Secondo: il clientelismo sarà anche un male endemico dell'Italia, ma la DC non fece nulla per fermarlo, anzi lo alimentò, in un crescendo rossiniano che contribuì a decretarne la fine.
P.S. Riguardo a Don Sturzo è meglio che ti informi meglio sul carattere polemico-tagliente dei suoi scritti del dopoguerra, in cui fra i bersagli preferiti c'era anche la DC.


Non c'è dubbio che solo a partire daglia anni settanta ci fu una netta evoluzione nelle posizioni del PCI, grazie soprattutto a un sardo di nome Enrico Berlinguer.In origine postato da antonio
LA DC avra' avuto, in una certa fse, delle responsabilita'...ma non certo quella dell'ingessatura del sistema politico..la cui responsabilita' ricade sui ritardi nell'evoluzione in senso democratico e coccidentale dell'allora partito comunista....
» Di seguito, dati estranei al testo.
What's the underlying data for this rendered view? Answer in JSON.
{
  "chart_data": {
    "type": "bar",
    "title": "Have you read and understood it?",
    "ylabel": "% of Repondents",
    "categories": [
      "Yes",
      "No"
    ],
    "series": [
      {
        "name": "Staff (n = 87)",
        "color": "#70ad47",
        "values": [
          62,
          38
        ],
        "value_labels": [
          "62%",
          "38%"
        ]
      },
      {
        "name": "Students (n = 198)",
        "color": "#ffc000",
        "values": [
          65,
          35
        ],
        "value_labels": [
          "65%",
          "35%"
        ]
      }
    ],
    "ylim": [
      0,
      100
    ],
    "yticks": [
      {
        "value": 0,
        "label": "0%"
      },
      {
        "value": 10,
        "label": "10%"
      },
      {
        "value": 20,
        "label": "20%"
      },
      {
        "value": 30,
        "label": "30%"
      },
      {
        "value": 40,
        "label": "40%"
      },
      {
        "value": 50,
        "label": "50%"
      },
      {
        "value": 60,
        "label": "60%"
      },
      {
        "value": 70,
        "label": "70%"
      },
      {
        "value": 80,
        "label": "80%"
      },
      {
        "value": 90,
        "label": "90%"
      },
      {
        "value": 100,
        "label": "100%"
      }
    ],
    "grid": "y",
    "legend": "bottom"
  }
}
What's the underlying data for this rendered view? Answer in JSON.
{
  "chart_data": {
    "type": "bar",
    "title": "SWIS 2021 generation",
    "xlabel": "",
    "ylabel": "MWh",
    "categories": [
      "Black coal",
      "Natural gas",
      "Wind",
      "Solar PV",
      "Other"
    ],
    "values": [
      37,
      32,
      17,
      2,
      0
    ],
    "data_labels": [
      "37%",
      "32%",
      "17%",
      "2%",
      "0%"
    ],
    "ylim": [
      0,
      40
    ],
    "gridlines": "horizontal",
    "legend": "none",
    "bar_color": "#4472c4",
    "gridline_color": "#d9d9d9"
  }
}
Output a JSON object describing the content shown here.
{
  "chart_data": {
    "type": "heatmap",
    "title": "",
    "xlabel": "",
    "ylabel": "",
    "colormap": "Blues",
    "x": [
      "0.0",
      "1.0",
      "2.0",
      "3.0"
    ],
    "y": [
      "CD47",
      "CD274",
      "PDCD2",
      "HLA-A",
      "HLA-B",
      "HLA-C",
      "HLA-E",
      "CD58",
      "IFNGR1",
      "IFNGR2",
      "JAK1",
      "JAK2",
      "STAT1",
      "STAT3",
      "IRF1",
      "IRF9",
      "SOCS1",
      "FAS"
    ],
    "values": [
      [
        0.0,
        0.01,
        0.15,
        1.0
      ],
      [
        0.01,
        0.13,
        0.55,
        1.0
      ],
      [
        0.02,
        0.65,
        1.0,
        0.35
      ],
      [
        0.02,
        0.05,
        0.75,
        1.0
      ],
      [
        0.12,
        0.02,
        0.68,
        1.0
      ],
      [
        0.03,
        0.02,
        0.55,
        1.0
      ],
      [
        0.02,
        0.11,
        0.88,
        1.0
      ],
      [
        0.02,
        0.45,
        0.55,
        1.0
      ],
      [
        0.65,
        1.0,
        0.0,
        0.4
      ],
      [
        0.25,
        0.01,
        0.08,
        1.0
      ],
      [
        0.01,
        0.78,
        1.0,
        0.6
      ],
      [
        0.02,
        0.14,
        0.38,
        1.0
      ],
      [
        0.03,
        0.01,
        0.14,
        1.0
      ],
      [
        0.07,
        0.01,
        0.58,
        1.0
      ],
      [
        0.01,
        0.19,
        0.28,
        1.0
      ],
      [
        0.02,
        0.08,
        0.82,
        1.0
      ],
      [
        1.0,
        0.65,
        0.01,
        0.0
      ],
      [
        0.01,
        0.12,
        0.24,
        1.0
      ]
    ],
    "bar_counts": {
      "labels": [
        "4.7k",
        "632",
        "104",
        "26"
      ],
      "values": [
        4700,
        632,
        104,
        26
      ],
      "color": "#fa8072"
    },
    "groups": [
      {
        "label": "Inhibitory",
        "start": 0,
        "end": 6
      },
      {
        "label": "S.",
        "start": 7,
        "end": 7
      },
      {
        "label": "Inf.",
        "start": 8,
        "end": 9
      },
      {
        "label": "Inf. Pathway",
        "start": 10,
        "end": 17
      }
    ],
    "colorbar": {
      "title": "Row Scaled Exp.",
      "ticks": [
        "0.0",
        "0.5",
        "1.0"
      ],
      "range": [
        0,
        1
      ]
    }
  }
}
quanto a clientelismo..beh..non possiamo scordare quello di marca pci nel guspinese..per citare un esempio vicino..
Ma aldilà del fatto che per realizzare un'alternanza occorrono i voti (e il PCI crebbe ma non a un punto tale da diventare primo partito), come avrebbe potuto eventualmente attuare un'alleanza con altre forze (leggasi PSI craxiano)? Forza questa che grazie al suo segretario si avviò per una strada, che, aldilà di una condotta pseudo-riformista di respiro europeo (si pensi però alla differenza per esempio con la Francia dove Mitterand andò al potere con un rapporto di collaborazione ad alterne fasi con il PCF), nei fatti perseguì una politica che esasperò ancora di più metodi degenerativi della moralità pubblica, nei quali fra l'altro crebbe il fenomeno mass-mediatico Berlusconi.
Per quanto riguarda il clientelismo...beh...chi è senza peccato scagli la prima pietra. Tangentopoli dimostrò che anche nel PCI c'erano tante cose che non andavano (il consociativismo...brutta bestia...), ma la classe di governo di questo Paese ha avuto per 50 anni ben altro colore e allora il sentirmi ripetere da un ascolano estremista di centro che è stata SOLO colpa nostra, francamente non posso accettarlo.